Church of the Ottimati
Leaving the Duomo by the side door you find yourself on via Crocefisso. Turn left into via Cimino and after 200 meters you will find yourself at the Chiesa degli Ottimati (or of Santa Maria Annunziata). A real architectural jewel, of byzantine origin, built by the community of Jesuits and open to the public from 7.30am to 11.30am and from 5.30pm to 8.15pm. Of particular artistic importance the altar accessories which represents the Annunciazione, work of Agostino Ciampelli. The floors are mosaic and in part come from the Norman basilica of Terreti. In the temple, coats of arms from the Altavilla and of the Borboni along with the noble Reggio families of Filocamo and Griso. Near to the Chiesa degli Ottimati you find the Castello Aragonese, location of art exhibitions surrounded by the piazza equiped with benches and walks. Leaving piazza Castello and following on via Bernardino Telesio you arrive at the staircase of Piazza Camagna, where Corso Garibaldi, the commercial heart of the city is located, and where you can taste ice-creams, ice granite and other sweet specialities from Reggio.  On the Corso you will also find many important buildings (Palazzo Foti, Palazzo San Giorgio, Palazzo della Prefettura), and the Teatro Comunale Francesco Cilea and the Pinacoteca Civica, a location where you can see many marvelous works of art gathered together in one place which until now has been neglected.

The Church of San Giorgio al Corso and the Statue of the Angelo Tutelare
Continuing on along Corso Garibaldi for another 100 meters you find yourself in front of the Chiesa di San Giorgio al Corso dedicated to the patron of the city. The first church dedicated to the saint was destroyed during the earthquake of 1908. Rebuilt in the area of the old orphanage by the architect Camillo Autore, it was inaugurated on the 26th of March 1935 by Monsignor Pujia in the presence of the Prince of Savoia. It was also called the Tempio della Vittoria, by the parish priest Demetrio Moscato, who later became the archbishop of Salerno, who proposed to honour the new Church in the memory of those who died during the first world war. The building is presented with a classical facade where a monumental entrance dominates, over which you can see an artistic window showing San Giorgio killing the dragon. On the entrance doors in bass-relief you can see moments from the first world war and the names of the locations where the most important battles were fought (Monte Negro, Carso, Bligny, Montello, Isonzo, Bainsizza, Monte Grappa, Piave). The layout of the church is that of a Latin cross with a single nave and sided with chapels. In the centre there is a dome which reaches 32 meters. The ceiling is vaulted and you can observe mosaics showing Christ sitting among six angels and lower down the figure of San Giorgio with the four evangelists
In the square in front of the entrance you can see the Statua dell’Angelo Tutelare, a 17th century work of great artistic value which symbolizes a warrior with a sheild in hand showing bearing an efergy of San Giorgio.  Inside the courtyard, the remains of the Chiesa Abbaziale di San Giovanni d’Acoliva have been discovered, bearing the name of the female convent of the Benedictine order dating back to the 12th century.
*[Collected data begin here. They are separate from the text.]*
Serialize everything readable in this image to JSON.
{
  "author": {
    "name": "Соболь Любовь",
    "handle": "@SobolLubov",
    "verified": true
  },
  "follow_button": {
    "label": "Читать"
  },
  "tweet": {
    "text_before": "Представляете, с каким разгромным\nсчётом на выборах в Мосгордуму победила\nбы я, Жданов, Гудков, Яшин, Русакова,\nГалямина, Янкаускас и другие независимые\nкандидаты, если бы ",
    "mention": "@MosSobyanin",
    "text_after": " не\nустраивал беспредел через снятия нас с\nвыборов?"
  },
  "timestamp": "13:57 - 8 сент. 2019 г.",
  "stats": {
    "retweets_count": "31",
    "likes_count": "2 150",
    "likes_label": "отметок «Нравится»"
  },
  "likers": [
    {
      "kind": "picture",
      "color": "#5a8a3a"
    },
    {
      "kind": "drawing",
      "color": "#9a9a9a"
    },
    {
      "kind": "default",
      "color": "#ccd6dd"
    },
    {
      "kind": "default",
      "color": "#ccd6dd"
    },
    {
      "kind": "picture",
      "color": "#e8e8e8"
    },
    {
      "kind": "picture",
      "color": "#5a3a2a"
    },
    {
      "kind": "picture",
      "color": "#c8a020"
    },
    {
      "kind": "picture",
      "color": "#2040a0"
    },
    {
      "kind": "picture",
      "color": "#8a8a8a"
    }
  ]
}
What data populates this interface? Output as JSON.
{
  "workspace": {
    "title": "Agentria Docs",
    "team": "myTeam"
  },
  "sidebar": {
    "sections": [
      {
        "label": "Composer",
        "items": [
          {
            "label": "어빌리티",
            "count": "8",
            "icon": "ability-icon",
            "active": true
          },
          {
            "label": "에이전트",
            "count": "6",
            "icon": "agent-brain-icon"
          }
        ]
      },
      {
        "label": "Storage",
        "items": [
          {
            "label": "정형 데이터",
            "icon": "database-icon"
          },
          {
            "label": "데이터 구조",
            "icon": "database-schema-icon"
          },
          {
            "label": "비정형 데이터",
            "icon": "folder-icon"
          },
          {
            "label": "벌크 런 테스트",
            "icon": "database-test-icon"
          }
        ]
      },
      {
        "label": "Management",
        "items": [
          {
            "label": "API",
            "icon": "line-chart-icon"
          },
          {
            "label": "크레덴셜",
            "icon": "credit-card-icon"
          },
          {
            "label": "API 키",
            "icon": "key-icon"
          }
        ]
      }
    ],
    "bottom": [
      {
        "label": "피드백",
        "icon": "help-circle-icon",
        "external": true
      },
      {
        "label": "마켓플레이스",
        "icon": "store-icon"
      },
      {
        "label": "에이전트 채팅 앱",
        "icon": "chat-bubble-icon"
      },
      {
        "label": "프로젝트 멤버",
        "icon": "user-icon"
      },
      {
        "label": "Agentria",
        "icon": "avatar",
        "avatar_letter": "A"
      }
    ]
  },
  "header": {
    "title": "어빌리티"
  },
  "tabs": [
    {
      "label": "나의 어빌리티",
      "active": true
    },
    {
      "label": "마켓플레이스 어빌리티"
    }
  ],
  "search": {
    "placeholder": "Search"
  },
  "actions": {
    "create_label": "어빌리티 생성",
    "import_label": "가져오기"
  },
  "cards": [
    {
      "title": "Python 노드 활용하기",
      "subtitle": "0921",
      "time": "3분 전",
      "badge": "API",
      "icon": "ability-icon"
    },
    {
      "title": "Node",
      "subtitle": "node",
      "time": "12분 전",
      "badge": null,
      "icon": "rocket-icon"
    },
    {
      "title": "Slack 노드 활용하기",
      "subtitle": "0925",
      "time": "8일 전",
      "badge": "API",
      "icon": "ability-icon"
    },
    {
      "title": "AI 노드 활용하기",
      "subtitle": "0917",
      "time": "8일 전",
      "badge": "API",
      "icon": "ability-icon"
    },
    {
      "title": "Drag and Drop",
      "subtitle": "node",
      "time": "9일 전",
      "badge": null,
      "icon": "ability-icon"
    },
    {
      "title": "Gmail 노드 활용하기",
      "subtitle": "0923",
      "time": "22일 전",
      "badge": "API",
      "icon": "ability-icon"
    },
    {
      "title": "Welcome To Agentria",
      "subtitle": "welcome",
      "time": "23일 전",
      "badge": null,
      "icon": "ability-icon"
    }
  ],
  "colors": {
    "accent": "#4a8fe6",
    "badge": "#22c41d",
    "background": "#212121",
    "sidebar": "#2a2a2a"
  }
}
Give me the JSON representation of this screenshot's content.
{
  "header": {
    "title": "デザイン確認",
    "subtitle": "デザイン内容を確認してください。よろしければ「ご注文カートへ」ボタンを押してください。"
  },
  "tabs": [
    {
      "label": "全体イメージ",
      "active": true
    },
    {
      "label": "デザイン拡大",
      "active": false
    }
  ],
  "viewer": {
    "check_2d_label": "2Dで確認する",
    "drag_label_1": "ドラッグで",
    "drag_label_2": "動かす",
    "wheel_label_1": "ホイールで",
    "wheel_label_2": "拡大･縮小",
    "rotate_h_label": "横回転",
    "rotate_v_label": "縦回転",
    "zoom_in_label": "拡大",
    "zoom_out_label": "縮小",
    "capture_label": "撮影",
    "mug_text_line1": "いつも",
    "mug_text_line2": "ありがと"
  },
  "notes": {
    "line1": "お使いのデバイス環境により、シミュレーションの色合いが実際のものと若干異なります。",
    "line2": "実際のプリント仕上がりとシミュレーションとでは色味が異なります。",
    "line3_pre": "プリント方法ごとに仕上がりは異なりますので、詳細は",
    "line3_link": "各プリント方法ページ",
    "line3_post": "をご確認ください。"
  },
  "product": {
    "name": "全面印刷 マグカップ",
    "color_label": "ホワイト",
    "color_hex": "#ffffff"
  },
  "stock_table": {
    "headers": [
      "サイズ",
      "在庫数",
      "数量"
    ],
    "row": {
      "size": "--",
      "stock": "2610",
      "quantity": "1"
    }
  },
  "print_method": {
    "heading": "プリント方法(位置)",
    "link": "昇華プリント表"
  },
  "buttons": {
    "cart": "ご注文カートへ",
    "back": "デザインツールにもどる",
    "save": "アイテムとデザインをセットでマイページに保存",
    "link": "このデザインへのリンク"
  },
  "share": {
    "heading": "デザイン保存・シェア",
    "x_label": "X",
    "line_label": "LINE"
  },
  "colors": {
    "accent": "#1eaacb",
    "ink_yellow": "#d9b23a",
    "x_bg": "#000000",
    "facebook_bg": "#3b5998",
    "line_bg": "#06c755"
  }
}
Catholic Church of San Giuseppe
Leaving the Tempio della Vittoria, and passing the moving pavement for another 100 meters you reach the Chiesa Cattolica di San Giuseppe where the religious itinerary finishes.
The building, designed by R. Pedace in gothic Italian style, already existed in 1598, but was destroyed twice in the 1783 and 1908 earthquakes. From the original building an altar picture has been maintained which shows the Madonna della Vittoria and the city of Reggio Calabria. Inside the church you can see a canvas of S. Filippo Neri and two paintings of the Madonna Assunta.